Exercise for seniors is crucial for brain health


Many seniors and almost-seniors fear becoming helpless because of Alzheimer's and other dementias. The longer someone lives, the greater the chance of developing it. One in six people over age 80 is afflicted by it. But there are ways to lower the risk.

Alzheimer's disease is characterized by impaired cognitive function, with memory loss seen most often. It also leads to major verbal impairment, spatial awareness problems and lower overall functioning. There is no cure, although advances are being made.

Lowering the risk involves four strategies, according to Dr. Doug Brown, director of research and development for the Alzheimer's Society UK:

  • Stop smoking (another one of the many dangers of this bad habit).
  • Eat a healthy diet, preferably the Mediterranean Diet, which includes lots of vegetables and fruits, healthy oils, fish, nuts, legumes, and red meats only several times a month.
  • Take care of your heart, which is aided by the other three strategies.
  • Exercise, which is by far the most important strategy.

A number of human and animal studies have shown the distinct, positive results of exercise on the brain, not only on those with mild cognitive impairment (an early symptom of Alzheimer's and other dementias), but also on healthy individuals.
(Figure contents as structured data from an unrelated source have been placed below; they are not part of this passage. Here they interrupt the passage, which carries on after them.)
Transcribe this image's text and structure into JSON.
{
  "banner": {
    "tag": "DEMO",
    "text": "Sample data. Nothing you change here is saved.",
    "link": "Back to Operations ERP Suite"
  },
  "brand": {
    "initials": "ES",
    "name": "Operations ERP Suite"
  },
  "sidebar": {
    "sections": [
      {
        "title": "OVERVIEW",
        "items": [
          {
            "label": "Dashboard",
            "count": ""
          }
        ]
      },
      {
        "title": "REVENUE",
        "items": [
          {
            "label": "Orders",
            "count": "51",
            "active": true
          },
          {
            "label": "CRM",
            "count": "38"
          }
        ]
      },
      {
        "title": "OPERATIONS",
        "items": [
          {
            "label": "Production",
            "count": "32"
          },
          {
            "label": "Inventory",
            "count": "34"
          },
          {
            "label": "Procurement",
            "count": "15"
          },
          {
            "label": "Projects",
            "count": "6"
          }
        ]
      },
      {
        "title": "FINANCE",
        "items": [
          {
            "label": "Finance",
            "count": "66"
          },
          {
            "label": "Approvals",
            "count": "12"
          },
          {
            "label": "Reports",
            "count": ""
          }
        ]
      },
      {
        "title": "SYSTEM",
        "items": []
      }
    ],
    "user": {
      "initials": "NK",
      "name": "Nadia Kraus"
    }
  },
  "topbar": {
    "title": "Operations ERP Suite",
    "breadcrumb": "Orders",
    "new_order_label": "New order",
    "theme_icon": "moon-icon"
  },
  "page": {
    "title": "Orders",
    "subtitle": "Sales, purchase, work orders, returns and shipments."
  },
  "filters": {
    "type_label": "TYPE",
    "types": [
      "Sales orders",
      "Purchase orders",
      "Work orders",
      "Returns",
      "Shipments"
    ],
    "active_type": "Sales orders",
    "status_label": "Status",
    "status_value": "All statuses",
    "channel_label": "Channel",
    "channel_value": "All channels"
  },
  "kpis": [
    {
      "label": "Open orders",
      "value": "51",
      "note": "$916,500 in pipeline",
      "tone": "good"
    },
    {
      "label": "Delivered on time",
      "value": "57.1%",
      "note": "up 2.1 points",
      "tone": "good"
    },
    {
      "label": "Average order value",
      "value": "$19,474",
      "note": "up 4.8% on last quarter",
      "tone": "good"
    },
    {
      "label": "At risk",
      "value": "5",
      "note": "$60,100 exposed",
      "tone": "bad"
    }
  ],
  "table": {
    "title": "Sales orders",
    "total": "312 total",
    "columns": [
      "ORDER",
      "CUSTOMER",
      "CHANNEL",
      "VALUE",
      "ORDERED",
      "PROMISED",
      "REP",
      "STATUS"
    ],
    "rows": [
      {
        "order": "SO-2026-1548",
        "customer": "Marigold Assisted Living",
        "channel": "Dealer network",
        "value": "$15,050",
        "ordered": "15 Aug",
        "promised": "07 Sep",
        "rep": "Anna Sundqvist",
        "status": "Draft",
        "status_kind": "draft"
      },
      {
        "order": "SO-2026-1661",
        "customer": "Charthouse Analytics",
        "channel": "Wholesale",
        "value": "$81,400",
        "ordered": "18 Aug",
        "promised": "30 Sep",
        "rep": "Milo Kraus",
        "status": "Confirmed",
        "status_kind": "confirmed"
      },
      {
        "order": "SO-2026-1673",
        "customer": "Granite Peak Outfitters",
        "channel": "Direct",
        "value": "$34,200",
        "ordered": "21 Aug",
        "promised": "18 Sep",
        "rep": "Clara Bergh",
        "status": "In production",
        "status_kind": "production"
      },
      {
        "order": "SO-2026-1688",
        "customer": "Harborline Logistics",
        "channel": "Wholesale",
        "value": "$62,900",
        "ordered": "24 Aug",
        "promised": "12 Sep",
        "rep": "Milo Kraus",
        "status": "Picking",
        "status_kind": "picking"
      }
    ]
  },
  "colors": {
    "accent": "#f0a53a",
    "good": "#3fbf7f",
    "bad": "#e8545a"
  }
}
Some of these studies are the following:

  • A group of seniors were divided in two: one group walked for 40 minutes several days a week, and the other group did stretching and toning exercises for the same year-long time period. The walking group improved markedly in memory, the ability to organize tasks, plan ahead, foresee the future and even daydream more. The stretching group showed no improvement.
  • A study involving animals showed that exercise increased the blood flow to the brain and increased connections between nerve cells. It also showed an improvement in memory and learning.
  • A study involving 3000 men who were followed for 35 years showed that regular exercise in adult life (walking 30 minutes, 5 days a week) was more important than any other factor in lowering the risk of dementia.
  • Exercise can even help improve those with mild cognitive impairment (MCI), a forerunner of Alzheimer's. A University of Maryland School of Public Health study showed that when seniors engage in a program of moderate-intensity exercise, the outer layer of the brain (the cortex) is thickened. Softening of the cortex is seen in dementia.

"Many people think it is too late to intervene with exercise once a person shows symptoms of memory loss," says Dr. J. Carson Smith, author of the study, "but our data suggest that exercise may have a benefit in this early stage of cognitive decline."

Which exercise type is best?

  • In a study by the University of British Columbia, researchers followed two groups of older women for six months. They all had MCI. One group walked and the other did weight training. The results showed both groups improved on cognitive tests at the end of the study.
  • A study of rats showed the same results. Some ran on exercise wheels, and others had weights attached to them and climbed up little ladders.

Teresa Liu-Ambrose, researcher in the six-month study, said that at the beginning, the team expected to see a smaller decline in the subjects' cognitive function but were surprised to find "profound" improvement whether the result of walking or weight training.

Each type of exercise affects different sections of the brain, so to get the maximum benefit, both can be done.

The Mayo Clinic recommends exercising several times a week for 30 to 60 minutes. It will help lower the risk of decline in healthy people, and will help those with MCI with thinking skills, memory, judgment and reasoning.